Monday, September 11, 2017

SEPTEMBER 11


“SEPTEMBER 11”

            Almost all adults remember where we were on this day 16 years ago when we heard the news that the World Trade Center had been attacked by airplanes.  I was in the post office in Decatur getting the mail about 8:45 AM, when one of the postal workers asked me if I thought that the second plane that hit the buildings was an accident too.  At that time, I was not aware that the first plane had hit the buildings, but I said in reply – “no, it sounds like neither one of the planes was an accident.”  I hurried home to watch the TV, and I alerted Caroline who had already gone to work at the church.  I saw the twin towers fall, and I knew then that we were in a new era. 

            We had just taken our daughter Susan up to Macalester College in St. Paul for her first year, and we were worried about her.  Fortunately, one of our former interns, Alika Galloway, was a pastor in Minneapolis, and we were very relieved when she called us and said:  “I don’t know what’s going on, but if this goes any further, don’t worry about Susan – we’ll get her and bring her to our house!”  We’re still grateful to Alika for that great ministry to us.  Our hearts still go out to the families of the 3,000 people killed in the twin towers, the airplanes, and the Pentagon.  I also give thanks for the First Responders who ran towards the buildings to save lives rather than running away from the buildings to save their own.

            The meaning of September 11 is still reverberating through our culture, and there are many levels.   All of us have our interpretations, and these are a few brief ones of mine.  First, the world suddenly shrunk for Americans.  The nuclear age had made us aware that the oceans protecting our shores were not really relevant any more. Yet the idea that 21 people, trained by us to fly our airplanes, could kill over 3,000 people and cause such physical and psychic damage was stunning.   Our idea of ourselves as the one Superpower in the world was shaken to its core.  Our twin gods of materialism and technology were used and manipulated and attacked.  Few people remember that Puerto Rican nationalists shot up Congress in 1954, wounding five congressmen, but all of us will remember September 11, because it told us that we were now living in a smaller, global world.

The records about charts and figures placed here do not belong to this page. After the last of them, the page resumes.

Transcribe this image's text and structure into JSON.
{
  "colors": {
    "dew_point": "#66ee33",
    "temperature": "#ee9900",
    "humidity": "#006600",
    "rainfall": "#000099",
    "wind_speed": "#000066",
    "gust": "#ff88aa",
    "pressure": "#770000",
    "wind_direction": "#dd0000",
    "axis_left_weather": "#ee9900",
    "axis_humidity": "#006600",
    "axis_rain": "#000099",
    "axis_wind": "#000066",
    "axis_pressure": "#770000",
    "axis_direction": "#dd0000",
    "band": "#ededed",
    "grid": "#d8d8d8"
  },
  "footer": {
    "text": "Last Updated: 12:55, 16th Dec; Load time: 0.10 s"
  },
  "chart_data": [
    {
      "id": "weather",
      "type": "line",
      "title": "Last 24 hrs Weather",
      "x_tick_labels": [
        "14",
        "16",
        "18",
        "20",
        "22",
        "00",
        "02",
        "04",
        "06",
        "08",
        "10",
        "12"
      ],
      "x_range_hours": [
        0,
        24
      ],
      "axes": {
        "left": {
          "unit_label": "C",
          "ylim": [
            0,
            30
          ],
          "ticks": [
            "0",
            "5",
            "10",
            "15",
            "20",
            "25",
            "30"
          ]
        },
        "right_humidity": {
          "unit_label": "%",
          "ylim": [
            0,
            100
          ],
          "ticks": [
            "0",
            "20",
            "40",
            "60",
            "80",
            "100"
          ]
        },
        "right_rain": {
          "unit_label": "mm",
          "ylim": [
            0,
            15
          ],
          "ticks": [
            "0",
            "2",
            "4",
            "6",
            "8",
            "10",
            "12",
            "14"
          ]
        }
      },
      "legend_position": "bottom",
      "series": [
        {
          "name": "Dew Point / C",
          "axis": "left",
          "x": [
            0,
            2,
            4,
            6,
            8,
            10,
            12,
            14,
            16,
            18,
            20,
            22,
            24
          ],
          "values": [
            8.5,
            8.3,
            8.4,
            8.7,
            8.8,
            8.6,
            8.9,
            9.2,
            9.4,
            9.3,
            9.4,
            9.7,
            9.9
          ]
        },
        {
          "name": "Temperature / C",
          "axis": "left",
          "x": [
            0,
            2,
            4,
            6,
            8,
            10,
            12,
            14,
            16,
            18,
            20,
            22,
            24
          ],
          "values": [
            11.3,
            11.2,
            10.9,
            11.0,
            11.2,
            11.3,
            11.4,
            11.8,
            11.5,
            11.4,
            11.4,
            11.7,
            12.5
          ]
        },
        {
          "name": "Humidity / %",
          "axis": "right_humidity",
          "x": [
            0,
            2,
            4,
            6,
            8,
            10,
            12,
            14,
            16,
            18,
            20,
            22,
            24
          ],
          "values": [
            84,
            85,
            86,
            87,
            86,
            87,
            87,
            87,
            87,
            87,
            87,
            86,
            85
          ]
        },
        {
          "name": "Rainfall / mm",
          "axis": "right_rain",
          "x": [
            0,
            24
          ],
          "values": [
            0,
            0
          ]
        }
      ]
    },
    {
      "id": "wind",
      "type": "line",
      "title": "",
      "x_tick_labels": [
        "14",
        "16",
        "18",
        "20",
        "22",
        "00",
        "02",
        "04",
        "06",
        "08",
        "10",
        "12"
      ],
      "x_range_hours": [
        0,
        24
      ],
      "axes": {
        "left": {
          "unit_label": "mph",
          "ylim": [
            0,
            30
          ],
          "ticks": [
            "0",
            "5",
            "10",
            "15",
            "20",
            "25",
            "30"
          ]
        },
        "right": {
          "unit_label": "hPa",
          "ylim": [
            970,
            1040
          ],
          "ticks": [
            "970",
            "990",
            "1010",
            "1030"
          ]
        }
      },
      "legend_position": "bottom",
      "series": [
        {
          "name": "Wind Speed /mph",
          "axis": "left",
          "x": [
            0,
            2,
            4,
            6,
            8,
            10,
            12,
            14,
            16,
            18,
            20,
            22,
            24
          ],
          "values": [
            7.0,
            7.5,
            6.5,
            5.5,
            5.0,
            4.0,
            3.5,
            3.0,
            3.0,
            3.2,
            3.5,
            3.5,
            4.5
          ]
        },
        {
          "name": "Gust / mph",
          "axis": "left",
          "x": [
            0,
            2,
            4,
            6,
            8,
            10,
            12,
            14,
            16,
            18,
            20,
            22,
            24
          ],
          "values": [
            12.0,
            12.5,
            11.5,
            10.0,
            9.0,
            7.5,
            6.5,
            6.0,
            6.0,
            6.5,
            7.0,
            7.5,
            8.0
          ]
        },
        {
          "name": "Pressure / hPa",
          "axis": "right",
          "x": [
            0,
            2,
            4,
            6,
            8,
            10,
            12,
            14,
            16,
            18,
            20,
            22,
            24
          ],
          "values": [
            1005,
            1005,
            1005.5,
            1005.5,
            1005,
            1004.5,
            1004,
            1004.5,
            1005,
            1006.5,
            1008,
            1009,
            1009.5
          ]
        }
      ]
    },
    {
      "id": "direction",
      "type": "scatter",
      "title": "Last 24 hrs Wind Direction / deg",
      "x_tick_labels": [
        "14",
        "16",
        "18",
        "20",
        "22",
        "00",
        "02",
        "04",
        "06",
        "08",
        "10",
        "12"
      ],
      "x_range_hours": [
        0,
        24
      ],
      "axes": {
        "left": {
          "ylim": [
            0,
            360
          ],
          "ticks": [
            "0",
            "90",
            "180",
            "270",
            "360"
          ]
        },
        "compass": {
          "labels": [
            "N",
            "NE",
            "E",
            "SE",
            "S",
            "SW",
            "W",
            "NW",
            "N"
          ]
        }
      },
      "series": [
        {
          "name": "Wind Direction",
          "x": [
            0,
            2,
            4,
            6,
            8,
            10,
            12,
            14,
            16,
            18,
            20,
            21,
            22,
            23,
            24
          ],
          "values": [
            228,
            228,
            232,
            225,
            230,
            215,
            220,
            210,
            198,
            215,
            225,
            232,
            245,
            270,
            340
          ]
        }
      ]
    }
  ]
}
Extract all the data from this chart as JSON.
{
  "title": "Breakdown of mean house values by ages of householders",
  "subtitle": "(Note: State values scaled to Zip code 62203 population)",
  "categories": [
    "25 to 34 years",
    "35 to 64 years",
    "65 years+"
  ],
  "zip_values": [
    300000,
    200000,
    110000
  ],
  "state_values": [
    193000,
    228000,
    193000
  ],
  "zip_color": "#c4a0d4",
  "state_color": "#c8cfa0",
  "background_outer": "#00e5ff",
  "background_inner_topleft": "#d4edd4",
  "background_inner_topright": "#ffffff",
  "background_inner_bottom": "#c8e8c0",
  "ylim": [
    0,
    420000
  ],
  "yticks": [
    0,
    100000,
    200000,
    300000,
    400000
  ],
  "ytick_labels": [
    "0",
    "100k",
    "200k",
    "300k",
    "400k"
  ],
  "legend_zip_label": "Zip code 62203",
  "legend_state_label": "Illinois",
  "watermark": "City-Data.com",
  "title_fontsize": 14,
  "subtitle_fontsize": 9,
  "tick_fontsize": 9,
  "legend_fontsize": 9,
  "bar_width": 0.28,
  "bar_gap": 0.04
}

            Second, our Empire mentality led Dick Chaney, Donald Rumsfeld, and George Bush into an idiotic and disastrous invasion of Iraq and Afghanistan, wars that now seem to have no end.  We invaded these countries out of hubris and a desire for revenge because our vulnerability had been revealed to us.  This process began in our losing the Vietnam War, and it continues through the election of Donald Trump.  It will be interesting to engage Ken Burns’ PBS series on the Vietnam War this month, as we consider this process again.   Sweet Honey in the Rock put it this way in the song “Battle for My Life:”  “Your hunger for war ain’t nothing new, Cowboy.”  I remember Jonathon Alter’s column in Newsweek “Blame America At Your Peril,” in the October 15, 2001 issue, as he closed it with these prime facie American imperial words: “”Al Qaeda was planning its attack at exactly the time the United States was offering a Mideast peace deal favorable to the Palestinians.  Nothing from us would have satisfied the fanatics, and nothing ever will.  Peace won’t be with you, brother.  It’s kill or be killed.”  September 11 should have told us that it’s “a just peace” or endless violence and war – we have yet to hear that lesson.  I don’t know that we ever can.

            Finally, the deep enmity for Islam is rooted in September 11.  In our history as Christians, we have considered Judaism as our primary enemy.  In modern times we have seen Islam as a small gnat in the way of our access to oil, but September 11 changed that.   It is no surprise that we did not attack the nation where most of the September 11 combatants came from – Saudi Arabia – because they are our primary oil ally in the region.  As the influence of religion, especially Christianity, wanes in America, some of us look longingly at Muslims who seem to try to actually practice their faith in a thoroughly consumer culture such as ours.  

            There are many other lessons from September 11, but these stick with me:  global life, the futility of violence and war, and the strengthening enmity for Islam.  As we reflect back on this history that continues to course through our individual and collective veins, let us remember these lessons and especially the words of Martin Luther King, Jr.:  “We must learn to live together to live as brothers (and sisters} or perish together as fools.”